Henrique Araújo é jornalista e mestre em Literatura Comparada pela Universidade Federal do Ceará (UFC). Articulista e cronista do O POVO, escreve às quartas e sextas-feiras no jornal. Foi editor-chefe de Cultura, editor-adjunto de Cidades e editor-adjunto de Política.
A esta altura, todos já devem ter visto a foto do menino na praia durante a passagem do réveillon em Copacabana, no Rio. A imagem, feita pelo fotógrafo Lucas Landau, correu o Brasil numa disputa de interpretação. Oficialmente, é nossa primeira arenga coletiva. Postas de lado as diatribes ideológicas e as picuinhas de redes sociais, a questão de fundo é: o que vemos, o que nos olha?

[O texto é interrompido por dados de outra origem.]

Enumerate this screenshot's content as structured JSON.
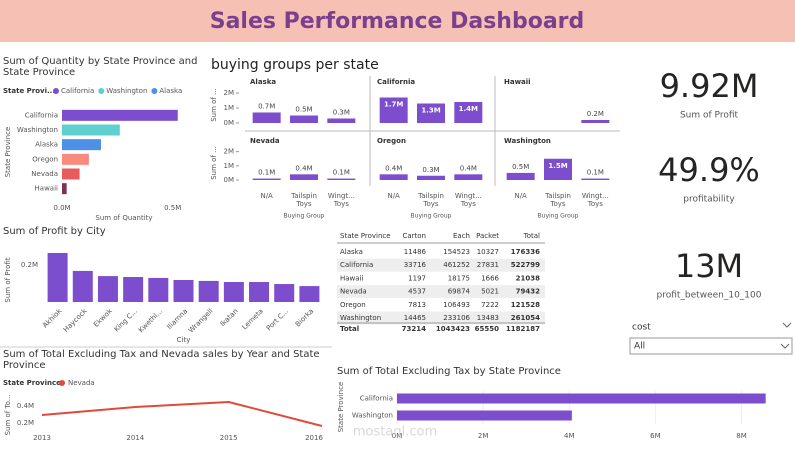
{
  "title": "Sales Performance Dashboard",
  "chart_data": [
    {
      "type": "hbar",
      "title": "Sum of Quantity by State Province and State Province",
      "legend_title": "State Provi...",
      "legend": [
        {
          "name": "California",
          "color": "#7c4dcc"
        },
        {
          "name": "Washington",
          "color": "#5fd0cf"
        },
        {
          "name": "Alaska",
          "color": "#4c91e6"
        }
      ],
      "categories": [
        "California",
        "Washington",
        "Alaska",
        "Oregon",
        "Nevada",
        "Hawaii"
      ],
      "values": [
        522799,
        261054,
        176336,
        121528,
        79432,
        21038
      ],
      "colors": [
        "#7c4dcc",
        "#5fd0cf",
        "#4c91e6",
        "#f98b7c",
        "#e85b5b",
        "#7a3355"
      ],
      "xlim": [
        0,
        560000
      ],
      "xticks": [
        {
          "value": 0,
          "label": "0.0M"
        },
        {
          "value": 500000,
          "label": "0.5M"
        }
      ],
      "x_label": "Sum of Quantity",
      "y_label": "State Province"
    },
    {
      "type": "bar-multiples",
      "title": "buying groups per state",
      "color": "#7c4dcc",
      "categories": [
        "N/A",
        "Tailspin Toys",
        "Wingt... Toys"
      ],
      "panels": [
        {
          "title": "Alaska",
          "values": [
            700000,
            500000,
            300000
          ],
          "value_labels": [
            "0.7M",
            "0.5M",
            "0.3M"
          ]
        },
        {
          "title": "California",
          "values": [
            1700000,
            1300000,
            1400000
          ],
          "value_labels": [
            "1.7M",
            "1.3M",
            "1.4M"
          ]
        },
        {
          "title": "Hawaii",
          "values": [
            null,
            null,
            200000
          ],
          "value_labels": [
            null,
            null,
            "0.2M"
          ]
        },
        {
          "title": "Nevada",
          "values": [
            100000,
            400000,
            100000
          ],
          "value_labels": [
            "0.1M",
            "0.4M",
            "0.1M"
          ]
        },
        {
          "title": "Oregon",
          "values": [
            400000,
            300000,
            400000
          ],
          "value_labels": [
            "0.4M",
            "0.3M",
            "0.4M"
          ]
        },
        {
          "title": "Washington",
          "values": [
            500000,
            1500000,
            100000
          ],
          "value_labels": [
            "0.5M",
            "1.5M",
            "0.1M"
          ]
        }
      ],
      "ylim": [
        0,
        2400000
      ],
      "yticks": [
        {
          "value": 0,
          "label": "0M"
        },
        {
          "value": 1000000,
          "label": "1M"
        },
        {
          "value": 2000000,
          "label": "2M"
        }
      ],
      "x_label": "Buying Group",
      "y_label": "Sum of ..."
    },
    {
      "type": "column",
      "title": "Sum of Profit by City",
      "color": "#7c4dcc",
      "categories": [
        "Akhiok",
        "Haycock",
        "Ekwok",
        "King C...",
        "Kwethl...",
        "Iliamna",
        "Wrangell",
        "Ikatan",
        "Lemeta",
        "Port C...",
        "Biorka"
      ],
      "values": [
        265000,
        168000,
        140000,
        135000,
        130000,
        119000,
        114000,
        108000,
        108000,
        97000,
        86000
      ],
      "ylim": [
        0,
        300000
      ],
      "yticks": [
        {
          "value": 200000,
          "label": "0.2M"
        }
      ],
      "x_label": "City",
      "y_label": "Sum of Profit"
    },
    {
      "type": "line",
      "title": "Sum of Total Excluding Tax and Nevada sales by Year and State Province",
      "legend_title": "State Province",
      "x": [
        2013,
        2014,
        2015,
        2016
      ],
      "xlim": [
        2013,
        2016
      ],
      "xticks": [
        2013,
        2014,
        2015,
        2016
      ],
      "series": [
        {
          "name": "Nevada",
          "color": "#e04a3a",
          "values": [
            294000,
            388000,
            447000,
            165000
          ]
        }
      ],
      "ylim": [
        0,
        500000
      ],
      "yticks": [
        {
          "value": 200000,
          "label": "0.2M"
        },
        {
          "value": 400000,
          "label": "0.4M"
        }
      ],
      "y_label": "Sum of To..."
    },
    {
      "type": "hbar",
      "title": "Sum of Total Excluding Tax by State Province",
      "color": "#7c4dcc",
      "categories": [
        "California",
        "Washington"
      ],
      "values": [
        8560000,
        4060000
      ],
      "xlim": [
        0,
        8800000
      ],
      "xticks": [
        {
          "value": 0,
          "label": "0M"
        },
        {
          "value": 2000000,
          "label": "2M"
        },
        {
          "value": 4000000,
          "label": "4M"
        },
        {
          "value": 6000000,
          "label": "6M"
        },
        {
          "value": 8000000,
          "label": "8M"
        }
      ],
      "y_label": "State Province"
    }
  ],
  "table": {
    "header": [
      "State Province",
      "Carton",
      "Each",
      "Packet",
      "Total"
    ],
    "rows": [
      [
        "Alaska",
        "11486",
        "154523",
        "10327",
        "176336"
      ],
      [
        "California",
        "33716",
        "461252",
        "27831",
        "522799"
      ],
      [
        "Hawaii",
        "1197",
        "18175",
        "1666",
        "21038"
      ],
      [
        "Nevada",
        "4537",
        "69874",
        "5021",
        "79432"
      ],
      [
        "Oregon",
        "7813",
        "106493",
        "7222",
        "121528"
      ],
      [
        "Washington",
        "14465",
        "233106",
        "13483",
        "261054"
      ]
    ],
    "total": [
      "Total",
      "73214",
      "1043423",
      "65550",
      "1182187"
    ]
  },
  "cards": [
    {
      "value": "9.92M",
      "label": "Sum of Profit"
    },
    {
      "value": "49.9%",
      "label": "profitability"
    },
    {
      "value": "13M",
      "label": "profit_between_10_100"
    }
  ],
  "slicer": {
    "title": "cost",
    "selected": "All"
  },
  "watermark": "mostaql.com"
}
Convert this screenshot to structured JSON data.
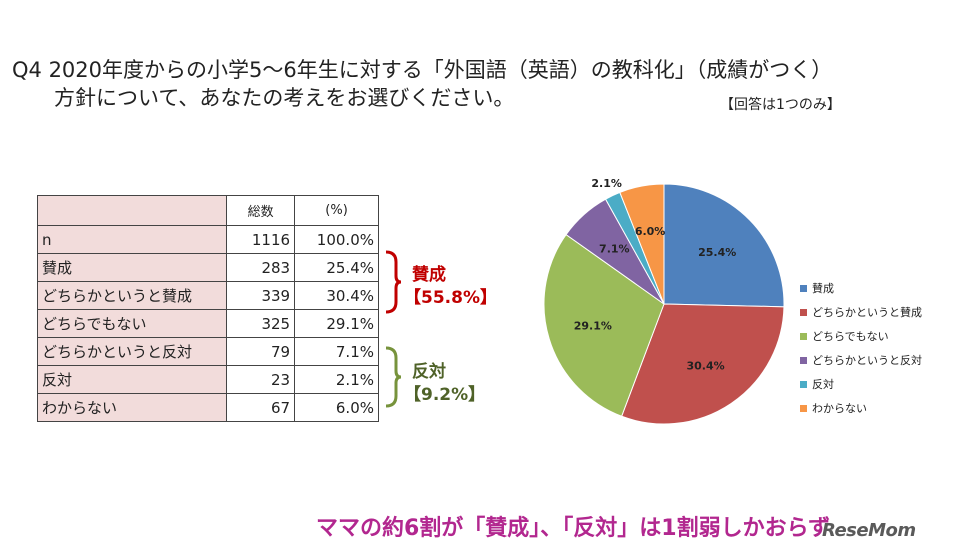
{
  "title_line1": "Q4 2020年度からの小学5～6年生に対する「外国語（英語）の教科化」（成績がつく）",
  "title_line2": "方針について、あなたの考えをお選びください。",
  "note": "【回答は1つのみ】",
  "table": {
    "headers": [
      "",
      "総数",
      "(%)"
    ],
    "rows": [
      {
        "label": "n",
        "count": "1116",
        "pct": "100.0%"
      },
      {
        "label": "賛成",
        "count": "283",
        "pct": "25.4%"
      },
      {
        "label": "どちらかというと賛成",
        "count": "339",
        "pct": "30.4%"
      },
      {
        "label": "どちらでもない",
        "count": "325",
        "pct": "29.1%"
      },
      {
        "label": "どちらかというと反対",
        "count": "79",
        "pct": "7.1%"
      },
      {
        "label": "反対",
        "count": "23",
        "pct": "2.1%"
      },
      {
        "label": "わからない",
        "count": "67",
        "pct": "6.0%"
      }
    ]
  },
  "groups": {
    "agree_label": "賛成",
    "agree_value": "【55.8%】",
    "agree_color": "#c00000",
    "oppose_label": "反対",
    "oppose_value": "【9.2%】",
    "oppose_color": "#4f6228"
  },
  "chart_data": {
    "type": "pie",
    "categories": [
      "賛成",
      "どちらかというと賛成",
      "どちらでもない",
      "どちらかというと反対",
      "反対",
      "わからない"
    ],
    "values": [
      25.4,
      30.4,
      29.1,
      7.1,
      2.1,
      6.0
    ],
    "labels": [
      "25.4%",
      "30.4%",
      "29.1%",
      "7.1%",
      "2.1%",
      "6.0%"
    ],
    "colors": [
      "#4f81bd",
      "#c0504d",
      "#9bbb59",
      "#8064a2",
      "#4bacc6",
      "#f79646"
    ],
    "legend": "right"
  },
  "bottom_text": "ママの約6割が「賛成」、「反対」は1割弱しかおらず",
  "logo_text": "ReseMom"
}
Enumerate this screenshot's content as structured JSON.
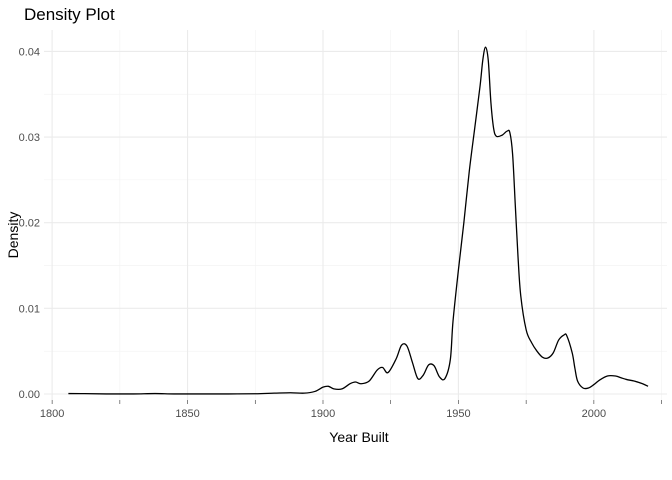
{
  "chart_data": {
    "type": "line",
    "title": "Density Plot",
    "xlabel": "Year Built",
    "ylabel": "Density",
    "xlim": [
      1797,
      2027
    ],
    "ylim": [
      -0.0007,
      0.0425
    ],
    "x_ticks": [
      1800,
      1850,
      1900,
      1950,
      2000
    ],
    "x_minor_ticks": [
      1825,
      1875,
      1925,
      1975,
      2025
    ],
    "y_ticks": [
      0.0,
      0.01,
      0.02,
      0.03,
      0.04
    ],
    "y_tick_labels": [
      "0.00",
      "0.01",
      "0.02",
      "0.03",
      "0.04"
    ],
    "y_minor_ticks": [
      0.005,
      0.015,
      0.025,
      0.035
    ],
    "grid": true,
    "legend": "none",
    "line_color": "#000000",
    "series": [
      {
        "x": [
          1806,
          1812,
          1820,
          1830,
          1838,
          1845,
          1855,
          1865,
          1875,
          1882,
          1888,
          1893,
          1897,
          1900,
          1902,
          1904,
          1907,
          1910,
          1912,
          1914,
          1917,
          1920,
          1922,
          1924,
          1927,
          1929,
          1931,
          1933,
          1935,
          1937,
          1939,
          1941,
          1943,
          1945,
          1947,
          1948,
          1950,
          1952,
          1954,
          1956,
          1958,
          1959,
          1960,
          1961,
          1962,
          1963,
          1964,
          1966,
          1968,
          1969,
          1970,
          1971,
          1972,
          1973,
          1975,
          1977,
          1979,
          1981,
          1983,
          1985,
          1987,
          1989,
          1990,
          1992,
          1993,
          1994,
          1996,
          1998,
          2000,
          2002,
          2005,
          2008,
          2010,
          2012,
          2015,
          2018,
          2020
        ],
        "values": [
          5e-05,
          4e-05,
          1e-05,
          1e-05,
          5e-05,
          1e-05,
          1e-05,
          1e-05,
          3e-05,
          0.0001,
          0.00015,
          0.0001,
          0.0003,
          0.0008,
          0.0009,
          0.0006,
          0.0006,
          0.0012,
          0.0014,
          0.0012,
          0.0015,
          0.0028,
          0.0031,
          0.0025,
          0.0041,
          0.0057,
          0.0056,
          0.0037,
          0.0018,
          0.0022,
          0.0034,
          0.0033,
          0.002,
          0.0018,
          0.004,
          0.0085,
          0.0145,
          0.02,
          0.026,
          0.031,
          0.036,
          0.039,
          0.0405,
          0.039,
          0.034,
          0.031,
          0.0301,
          0.0302,
          0.0307,
          0.0305,
          0.028,
          0.022,
          0.016,
          0.0115,
          0.0075,
          0.006,
          0.005,
          0.0043,
          0.0042,
          0.0048,
          0.0063,
          0.0069,
          0.0068,
          0.0048,
          0.003,
          0.0015,
          0.0007,
          0.0007,
          0.0011,
          0.0016,
          0.0021,
          0.0021,
          0.0019,
          0.0017,
          0.0015,
          0.0012,
          0.0009
        ]
      }
    ]
  }
}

Não casualmente, esse é o título de um dos livros mais importantes de Georges Didi-Huberman. Nele, o filósofo francês investiga os regimes do olhar e as propriedades do objeto, que nunca é a matéria passiva sobre a qual se volta uma força – o ato de enxergar é, para ele, um duplo reconhecimento: o de que vemos, mas também o de que há um outro que devolve esse olhar.
Noutra obra também famosa, o escritor e ensaísta John Berger arrisca uma definição: “O que faz da fotografia uma invenção estranha – com consequências imprevisíveis – é que suas matérias-primas são a luz e o tempo”. Ambos, Berger e Huberman, falam sobre a mesma dificuldade: é impossível exercer controle sobre o que é visto; improvável domesticar a visão.
O menino na praia é espelho? É objeto? É sujeito? É vítima? Experimentamos dualidades. Pensamos por pares ordenados como se precisássemos escolher: ou isto ou aquilo.
A aura da imagem, para usar uma expressão de Walter Benjamin segundo a qual a fotografia é uma trama de espaço e tempo, interroga mais que responde. É uma pedra lançada ao abismo mais que cascalho flutuando em superfície calma. Tentar flagrar essa aura é surpreender um país na urgência de construir para si uma nova autoimagem – mas qual?
Na fotografia de Landau, duas narrativas clássicas se confrontam, ambas com poder de verdade: a do subalterno (menino negro) exposto em condições de vulnerabilidade, empacotado visualmente como autêntico subproduto da segregação num dos instantes – o instante certo – de passagem (de um ano para outro, mas também da noite para a luz, com a queima dos fogos). E, em sentido diverso, a do sujeito (um menino empoderado, por assim dizer) que avança ao mar para ter para si o céu iluminado da praia enquanto, atrás dele, grupos de pessoas (brancas vestidas de branco) confraternizam e se fotografam de costas para os fogos que pipocam acima das suas cabeças.
As interpretações são conflitantes, mas não excludentes: na primeira, o garoto despossuído e objetificado de quem não conhecemos quase nada; na segunda, um anônimo ator de vontade que transgride a visão que lhe dirigem – e sua estupefação, os braços cruzados ante o frio e a água pelas canelas são mais como índices de coragem do que de fraqueza. A escolha por uma ou outra versão do real diz mais sobre como nos relacionamos com o alheio do que sobre o outro em si. A mesma imagem são duas. São muitas. E esse talvez seja o seu ensinamento.
Em testemunho no Facebook, o autor da foto – haverá de fato uma autoria quando se fala dela? – afirma que a verdade do registro fotográfico, se é que existe uma, está num lugar que ele não conhece. De algum modo, o menino na praia abriu um limiar para cada um de nós. Como no cinema de Kleber Mendonça Filho, ele é uma força que irrompe do passado, mas também uma hipótese de futuro.
Num de seus ensaios sobre as ambiguidades visuais, John Berger escreve que, “entre o momento registrado e o momento presente em que se olha a fotografia, existe um abismo”. Hoje, o Brasil se projeta em tudo que vê (até mesmo na bunda), mas esse espelho não faz retornar senão um borrão à sombra do qual precisamos ainda descobrir que país seremos amanhã.